Today, as I went about my day, I felt anxiety chasing me, that crack in the world, the chasm, opening up behind me like a disaster movie. It came closer and closer, just as it did yesterday, and the day before, and the day before that. Today I thought maybe I’d hold my seat for awhile, wait until the anxiety caught me, see what happened. I went for a walk on the roof. On the roof I walked a figure 8 over and over, looking at the ever-changing clouds, looking at the pools of water reflecting the sky above me, at the chimney’s bricks.
Then I began to feel a grief so large it was hallucinatory. The clouds and the bricks and the pools of water seemed entirely unreal. It was like being in a dream. I guess you could say that I fell into that chasm, like Alice down the rabbit hole.
The first time I received reiki, my reiki person said to me “you may find some grief.” “I always find grief,” I said in return.
Now I am falling. There is no ground, only grief. The anxiety has gone away, because I have stopped running. Now I am falling.
If I could learn to live my entire life like this, groundless, falling, I don’t think I would feel so much anxiety. I was wrong above when I said the anxiety was chasing me.The anxiety, it’s not the chasm chasing me, it’s me running away.

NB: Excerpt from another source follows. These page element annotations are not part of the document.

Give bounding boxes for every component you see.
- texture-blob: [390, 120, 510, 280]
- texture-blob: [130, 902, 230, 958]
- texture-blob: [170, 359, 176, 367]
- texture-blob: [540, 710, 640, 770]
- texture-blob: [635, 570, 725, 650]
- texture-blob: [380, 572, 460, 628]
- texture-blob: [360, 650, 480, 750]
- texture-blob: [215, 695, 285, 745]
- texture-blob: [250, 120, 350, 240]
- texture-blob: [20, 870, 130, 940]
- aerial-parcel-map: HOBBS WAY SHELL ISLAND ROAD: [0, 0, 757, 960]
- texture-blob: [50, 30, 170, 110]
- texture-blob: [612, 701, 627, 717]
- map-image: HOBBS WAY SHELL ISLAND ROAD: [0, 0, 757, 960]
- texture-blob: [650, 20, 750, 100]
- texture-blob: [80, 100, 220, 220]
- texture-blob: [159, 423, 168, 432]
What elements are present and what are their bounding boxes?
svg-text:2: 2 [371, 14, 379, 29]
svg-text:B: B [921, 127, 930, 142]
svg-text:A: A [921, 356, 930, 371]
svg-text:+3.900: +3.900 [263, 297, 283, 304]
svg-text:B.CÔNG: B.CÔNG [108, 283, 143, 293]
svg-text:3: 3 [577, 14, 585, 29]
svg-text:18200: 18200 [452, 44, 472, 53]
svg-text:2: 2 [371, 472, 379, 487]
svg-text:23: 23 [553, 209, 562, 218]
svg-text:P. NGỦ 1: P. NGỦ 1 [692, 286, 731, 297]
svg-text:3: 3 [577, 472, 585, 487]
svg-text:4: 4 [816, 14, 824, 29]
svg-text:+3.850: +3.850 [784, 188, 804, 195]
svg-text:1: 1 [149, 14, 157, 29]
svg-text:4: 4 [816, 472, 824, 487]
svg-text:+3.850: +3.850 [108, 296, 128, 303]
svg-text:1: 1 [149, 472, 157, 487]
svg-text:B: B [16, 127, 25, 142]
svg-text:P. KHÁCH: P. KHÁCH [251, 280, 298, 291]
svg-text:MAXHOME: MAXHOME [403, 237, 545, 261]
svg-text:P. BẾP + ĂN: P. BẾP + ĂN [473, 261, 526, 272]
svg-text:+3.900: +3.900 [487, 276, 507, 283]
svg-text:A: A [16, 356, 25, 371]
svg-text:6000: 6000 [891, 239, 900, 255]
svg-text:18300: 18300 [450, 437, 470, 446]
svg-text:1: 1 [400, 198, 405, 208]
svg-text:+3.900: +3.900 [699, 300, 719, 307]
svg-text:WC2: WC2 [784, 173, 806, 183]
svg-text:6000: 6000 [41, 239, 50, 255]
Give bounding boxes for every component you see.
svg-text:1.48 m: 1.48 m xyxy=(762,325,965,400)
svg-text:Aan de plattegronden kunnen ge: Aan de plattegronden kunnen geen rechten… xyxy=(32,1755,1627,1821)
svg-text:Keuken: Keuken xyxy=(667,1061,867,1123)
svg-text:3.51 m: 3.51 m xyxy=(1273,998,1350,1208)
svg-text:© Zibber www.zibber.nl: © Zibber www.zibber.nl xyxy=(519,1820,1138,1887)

There is absolutely no cure for this world. We run, but we cannot escape.
If you think you might want to know a little bit about how to stop running, Pema Chödrön wrote a book you might like to read, called The Wisdom of No Escape. Alan Watts wrote one called The Wisdom of Insecurity. These books won’t fix anything at all, because there’s no fixing the fact that existence is devastating. But, I’ve found them to be helpful, and maybe they’ll help you too.
It's very hard to stop running once and for all. Most of us are running most of the time. But, it is possible to stop for a moment or two. When we stop running we will fall, but at least we don't have to run, so we can catch our breath. And when we find ourselves running again, we can stop and look down, see there is no ground beneath our feet, fall. Over and over again, until there's nothing else left to do but fall.